Similarly, I have to be a Woman Who Eats Vegetables, and not just a fat woman who is eating a salad to lose weight but really wants to binge on candy bars. Some people say it's "thinking like a thin person" which may be true. If I *am* a thin person someday, I cannot keep thinking like a fat person or I will gain back the weight.

Yeah. It's true. Vigilance can't be slackened, and that's especially true with thought patterns and ways of perceiving oneself and one's life and one's mission. I know it.

I was .2 lbs from losing all that I had regained after the August challenge. I was at 270.4 a few days back, and my challenge weigh-in on September 1st was 270.2. So close to cracking into the 260's.

Well, the last four days have had me binge twice at night (and I have a lot of zits the last week, so I'm thinking this is a hormonal bit of craziness). Today, I was awakened by a BOOM! 2 hours after going to bed. Turns out it was a police team blowing up the door of a neighbor behind us (across the alley on a street that's one block away from City Hall and the police station, for pete's sake). C4 on the door. He was dealing drugs.

The BOOM! woke up hubby and me and our neighbors. I peeked out and saw a flak-dressed cop with helmet and I went right back inside and took cover. Later on, I asked the policemen watching the alley if hubby could get the car out and go to work. They said sure, all's safe.


The neighborhood used to be so peaceful, safe, and full of really nice people. You could walk at night.

No more.

So, I ended up not getting rest (who could sleep with all the adrenaline) and I didn't eat (tried to nap before Pilates). As a result, my workout suffered. No food and no rest= rather sucky muscular effort.

I was tempted to stress binge, but I went and bought a skim milk latte and a chicken and brown rice with salsa bowl for ..er..brunch? I visited the market for fruits and veggies. I just need to get my mental mojo going for dinner.

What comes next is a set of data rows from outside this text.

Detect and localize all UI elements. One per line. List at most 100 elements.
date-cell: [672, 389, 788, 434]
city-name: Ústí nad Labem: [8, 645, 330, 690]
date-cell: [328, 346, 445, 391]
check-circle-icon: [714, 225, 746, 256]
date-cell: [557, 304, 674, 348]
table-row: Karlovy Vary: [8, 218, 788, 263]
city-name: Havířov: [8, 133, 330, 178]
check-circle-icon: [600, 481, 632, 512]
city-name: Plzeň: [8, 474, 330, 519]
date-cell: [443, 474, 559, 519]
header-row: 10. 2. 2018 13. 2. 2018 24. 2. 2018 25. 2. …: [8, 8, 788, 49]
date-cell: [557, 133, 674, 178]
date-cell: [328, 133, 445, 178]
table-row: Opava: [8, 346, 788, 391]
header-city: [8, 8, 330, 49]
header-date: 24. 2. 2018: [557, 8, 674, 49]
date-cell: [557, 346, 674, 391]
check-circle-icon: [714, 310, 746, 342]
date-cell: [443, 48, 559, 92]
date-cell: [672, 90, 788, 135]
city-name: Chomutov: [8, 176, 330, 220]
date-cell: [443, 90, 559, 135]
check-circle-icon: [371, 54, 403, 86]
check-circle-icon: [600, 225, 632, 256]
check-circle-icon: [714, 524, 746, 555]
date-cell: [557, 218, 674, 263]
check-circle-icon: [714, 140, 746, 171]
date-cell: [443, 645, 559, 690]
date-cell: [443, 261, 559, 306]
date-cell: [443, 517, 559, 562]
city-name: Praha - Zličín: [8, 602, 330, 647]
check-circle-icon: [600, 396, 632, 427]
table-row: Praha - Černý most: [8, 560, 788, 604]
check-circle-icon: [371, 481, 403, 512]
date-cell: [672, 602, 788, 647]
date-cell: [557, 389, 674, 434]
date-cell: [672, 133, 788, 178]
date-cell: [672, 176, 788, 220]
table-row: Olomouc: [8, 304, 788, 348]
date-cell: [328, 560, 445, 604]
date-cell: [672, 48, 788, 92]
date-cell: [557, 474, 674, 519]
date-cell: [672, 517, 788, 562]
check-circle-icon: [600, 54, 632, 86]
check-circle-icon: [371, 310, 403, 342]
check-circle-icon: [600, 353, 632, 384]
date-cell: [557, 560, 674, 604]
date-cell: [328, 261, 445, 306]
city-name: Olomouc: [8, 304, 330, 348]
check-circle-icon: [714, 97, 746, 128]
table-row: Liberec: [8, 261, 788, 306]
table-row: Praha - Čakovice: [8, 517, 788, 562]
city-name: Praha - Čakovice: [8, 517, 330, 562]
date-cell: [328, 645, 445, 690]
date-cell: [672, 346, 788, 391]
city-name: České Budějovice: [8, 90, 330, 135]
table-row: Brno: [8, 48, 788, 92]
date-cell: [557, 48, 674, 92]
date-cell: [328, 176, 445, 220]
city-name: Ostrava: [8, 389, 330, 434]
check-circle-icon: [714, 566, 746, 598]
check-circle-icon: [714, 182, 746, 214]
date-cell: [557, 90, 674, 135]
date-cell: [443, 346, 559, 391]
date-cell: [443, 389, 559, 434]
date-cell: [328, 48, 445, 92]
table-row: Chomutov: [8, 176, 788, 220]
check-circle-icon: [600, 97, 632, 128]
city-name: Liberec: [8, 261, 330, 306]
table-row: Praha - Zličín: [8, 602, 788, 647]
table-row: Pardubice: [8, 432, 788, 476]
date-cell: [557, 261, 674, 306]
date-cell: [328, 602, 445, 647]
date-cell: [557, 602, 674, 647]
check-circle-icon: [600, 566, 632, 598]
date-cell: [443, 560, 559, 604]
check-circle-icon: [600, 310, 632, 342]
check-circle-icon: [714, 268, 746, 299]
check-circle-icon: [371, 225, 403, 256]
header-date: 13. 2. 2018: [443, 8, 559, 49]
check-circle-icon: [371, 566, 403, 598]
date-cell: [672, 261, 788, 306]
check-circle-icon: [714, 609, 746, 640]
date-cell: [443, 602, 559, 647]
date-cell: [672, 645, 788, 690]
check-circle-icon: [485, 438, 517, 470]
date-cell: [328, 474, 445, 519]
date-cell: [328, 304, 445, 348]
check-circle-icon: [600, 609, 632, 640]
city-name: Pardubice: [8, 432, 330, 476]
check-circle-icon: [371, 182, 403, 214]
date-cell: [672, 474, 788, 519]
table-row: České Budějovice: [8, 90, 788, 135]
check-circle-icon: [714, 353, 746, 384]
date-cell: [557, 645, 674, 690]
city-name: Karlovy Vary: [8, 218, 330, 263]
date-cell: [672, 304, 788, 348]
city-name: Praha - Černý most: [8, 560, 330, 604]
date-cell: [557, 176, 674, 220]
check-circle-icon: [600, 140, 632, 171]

Point being, I'm trying to think like Lyn suggests---I'm a woman who doesn't emotionally binge. I'm a woman who eats lots of fruits and veggies. I'm a woman who chooses better take-out meals. I'm a woman who loves to exercise. I'm a woman who learns to cope with surprises and stressors.

It's thinking comes first, and that leads to action.

We all have to become something new if we want to change and keep changing and hold on to the changes.

It's never gonna be simple. It's never gonna be easy.

And if you doubt that, go see how easy it is for champion fatfighters to regain. Visit some recent posts by Lyn and this week's posts by Jennette, who lost half her weight. We've seen the lovely and sweet Chubby Chick lose a chunk of adiposity and regain. It's hard. Hard. Hard.

But I also take heart when fatfighters don't give up, when they get back on the program and work harder to recapture lost ground.

Hooray! It's nice to have role models who are open, honest, and show that no one has to stay down. Or would that be stay UP, numbers-wise?

Happy Wednesday. Onward and DOWNWARD!


JC said...

Great post.

MizFit said...

such a good post.

I used to tell my clients that it is SIMPLE (just do xyz) but by no means easy to execute.

we can make the plan clear concise and easy to 'get' but theres no easy way to success.

just like you say.

xo xo


Lyn said...

Thanks. I am GLAD, oh so glad, that I am not alone in this, this time. I mean I am not glad people are struggling, but I am glad I am not sitting on the couch in a coma surrounded by heath bar wrappers because "I just can't lose weight." I am glad I have buddies like YOU.